METHODS:BACKGROUND:Spontaneous bacterial peritonitis (SBP) is a serious complication in patients with liver cirrhosis. In recent years, it has been postulated that the rate of multidrug-resistant organisms (MDROs) is increasing, especially in nosocomial SBP patients. Aim of the present work was to investigate this hypothesis and its possible clinical consequences. MATERIALS AND METHODS:One hundred and three culture-positive patients between 2007 and 2014 were compared with 81 patients between 2015 and 2017, to study the change of microbiological profiles and their clinical consequences. The cirrhosis patients with bacterascites requiring treatment were included as well. RESULTS:The most prevalent Gram-negative bacteria isolated from ascites were Enterobacterales (31.6%) and in Gram-positive pathogens Staphylococci (22.8%). There was a significant increase in MDROs (22.3% ICU 40.7%, P = .048), accompanied by an increased incidence of sepsis (from 21.4% to 37.0%, P = .021), hepatorenal syndrome (from 40.8% to 58.0%, P = .007) and the need of catecholamine therapy (from 21.4% to 38.8%, P = .036).
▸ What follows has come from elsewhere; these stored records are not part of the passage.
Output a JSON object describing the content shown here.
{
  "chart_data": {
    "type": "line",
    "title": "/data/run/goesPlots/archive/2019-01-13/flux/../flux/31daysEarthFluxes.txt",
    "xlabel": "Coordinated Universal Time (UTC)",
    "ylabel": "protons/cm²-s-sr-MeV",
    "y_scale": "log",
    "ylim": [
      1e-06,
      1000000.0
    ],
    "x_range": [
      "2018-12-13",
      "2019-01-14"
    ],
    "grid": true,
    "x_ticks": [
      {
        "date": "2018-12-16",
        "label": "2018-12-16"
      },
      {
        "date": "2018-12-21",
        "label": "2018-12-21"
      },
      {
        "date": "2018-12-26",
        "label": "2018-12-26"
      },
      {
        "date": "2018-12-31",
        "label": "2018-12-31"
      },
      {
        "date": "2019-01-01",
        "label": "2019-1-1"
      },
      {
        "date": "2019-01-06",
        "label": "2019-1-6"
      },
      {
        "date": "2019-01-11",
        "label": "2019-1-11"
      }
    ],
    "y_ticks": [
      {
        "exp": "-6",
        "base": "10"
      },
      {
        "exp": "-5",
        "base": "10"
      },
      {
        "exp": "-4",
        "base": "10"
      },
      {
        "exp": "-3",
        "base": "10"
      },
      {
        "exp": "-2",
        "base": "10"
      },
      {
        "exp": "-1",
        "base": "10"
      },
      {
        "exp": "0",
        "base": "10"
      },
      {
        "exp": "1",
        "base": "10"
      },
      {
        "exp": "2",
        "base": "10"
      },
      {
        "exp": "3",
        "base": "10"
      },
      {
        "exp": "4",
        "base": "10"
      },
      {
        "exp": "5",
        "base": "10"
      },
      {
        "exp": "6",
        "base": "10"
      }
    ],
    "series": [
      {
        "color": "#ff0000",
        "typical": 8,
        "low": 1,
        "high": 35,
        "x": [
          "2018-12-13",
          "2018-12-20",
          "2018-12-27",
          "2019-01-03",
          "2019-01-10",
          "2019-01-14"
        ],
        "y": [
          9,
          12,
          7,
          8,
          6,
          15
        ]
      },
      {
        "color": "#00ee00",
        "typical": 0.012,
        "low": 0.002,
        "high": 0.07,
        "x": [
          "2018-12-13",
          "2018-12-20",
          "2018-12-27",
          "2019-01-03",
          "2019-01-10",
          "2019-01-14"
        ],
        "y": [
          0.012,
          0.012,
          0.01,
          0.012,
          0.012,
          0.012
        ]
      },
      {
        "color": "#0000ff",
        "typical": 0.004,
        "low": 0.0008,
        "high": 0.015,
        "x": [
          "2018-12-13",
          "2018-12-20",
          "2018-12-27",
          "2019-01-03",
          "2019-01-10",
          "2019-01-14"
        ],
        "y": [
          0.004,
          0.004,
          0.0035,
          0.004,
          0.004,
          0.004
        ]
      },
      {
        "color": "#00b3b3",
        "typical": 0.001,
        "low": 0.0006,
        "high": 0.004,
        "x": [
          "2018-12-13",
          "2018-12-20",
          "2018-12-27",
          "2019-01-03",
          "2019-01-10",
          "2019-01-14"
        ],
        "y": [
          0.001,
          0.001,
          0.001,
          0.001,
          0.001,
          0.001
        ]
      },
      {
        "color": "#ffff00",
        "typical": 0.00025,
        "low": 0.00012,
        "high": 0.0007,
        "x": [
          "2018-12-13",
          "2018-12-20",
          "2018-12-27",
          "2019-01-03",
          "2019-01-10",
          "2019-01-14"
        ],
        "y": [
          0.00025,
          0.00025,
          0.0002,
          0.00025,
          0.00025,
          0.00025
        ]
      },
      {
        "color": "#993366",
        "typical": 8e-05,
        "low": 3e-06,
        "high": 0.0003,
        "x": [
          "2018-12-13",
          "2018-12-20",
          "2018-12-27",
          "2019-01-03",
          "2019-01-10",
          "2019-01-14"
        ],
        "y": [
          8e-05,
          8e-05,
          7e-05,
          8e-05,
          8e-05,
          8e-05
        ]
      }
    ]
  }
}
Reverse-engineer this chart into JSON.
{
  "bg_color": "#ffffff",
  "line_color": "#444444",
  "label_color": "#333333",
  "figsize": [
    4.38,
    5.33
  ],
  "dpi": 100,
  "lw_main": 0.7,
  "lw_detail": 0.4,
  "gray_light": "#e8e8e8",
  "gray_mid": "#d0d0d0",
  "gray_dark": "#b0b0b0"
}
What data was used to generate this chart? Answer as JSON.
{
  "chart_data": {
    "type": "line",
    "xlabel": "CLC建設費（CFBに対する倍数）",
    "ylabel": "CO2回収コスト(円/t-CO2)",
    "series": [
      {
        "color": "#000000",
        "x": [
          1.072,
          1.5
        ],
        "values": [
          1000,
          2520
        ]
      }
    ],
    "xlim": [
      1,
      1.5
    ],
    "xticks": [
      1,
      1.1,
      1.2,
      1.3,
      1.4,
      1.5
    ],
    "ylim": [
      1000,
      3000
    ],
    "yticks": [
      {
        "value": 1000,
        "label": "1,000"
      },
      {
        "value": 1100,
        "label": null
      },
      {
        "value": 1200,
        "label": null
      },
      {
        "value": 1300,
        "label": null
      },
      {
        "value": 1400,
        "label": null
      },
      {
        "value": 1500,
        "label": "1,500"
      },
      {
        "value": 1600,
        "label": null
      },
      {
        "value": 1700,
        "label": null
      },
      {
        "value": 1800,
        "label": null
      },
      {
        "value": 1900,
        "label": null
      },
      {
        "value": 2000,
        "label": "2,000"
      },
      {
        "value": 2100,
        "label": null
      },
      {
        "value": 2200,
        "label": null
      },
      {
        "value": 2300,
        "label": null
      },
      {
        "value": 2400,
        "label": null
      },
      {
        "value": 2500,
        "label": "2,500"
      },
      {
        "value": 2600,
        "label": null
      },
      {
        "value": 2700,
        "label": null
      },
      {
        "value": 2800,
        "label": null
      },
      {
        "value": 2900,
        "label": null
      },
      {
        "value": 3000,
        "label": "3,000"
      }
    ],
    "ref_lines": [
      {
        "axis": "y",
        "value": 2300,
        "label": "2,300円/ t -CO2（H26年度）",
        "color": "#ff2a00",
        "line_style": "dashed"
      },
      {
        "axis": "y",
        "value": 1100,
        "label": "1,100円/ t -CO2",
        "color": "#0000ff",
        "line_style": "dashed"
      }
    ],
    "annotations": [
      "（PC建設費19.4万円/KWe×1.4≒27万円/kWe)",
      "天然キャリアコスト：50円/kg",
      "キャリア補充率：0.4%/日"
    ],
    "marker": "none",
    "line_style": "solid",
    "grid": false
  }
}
Nosocomial origin correlated with higher MDRO proportion, more complications and lower antimicrobial susceptibility rates in 12 commonly used antibiotics. MDROs were confirmed as an isolated predictor for inpatient mortality and complications in multivariable logistic regression. CONCLUSIONS:The feeling in clinical practice that MDROs have increased in the last 11 years could be confirmed in our study in Munich, Germany. Nosocomial SBP correlated with significantly higher MDRO rates (nearly 50%) and complication rates. In our opinion, an antibiotic combination with comprehensive effect should be taken into account in nosocomial SBP patients in this region.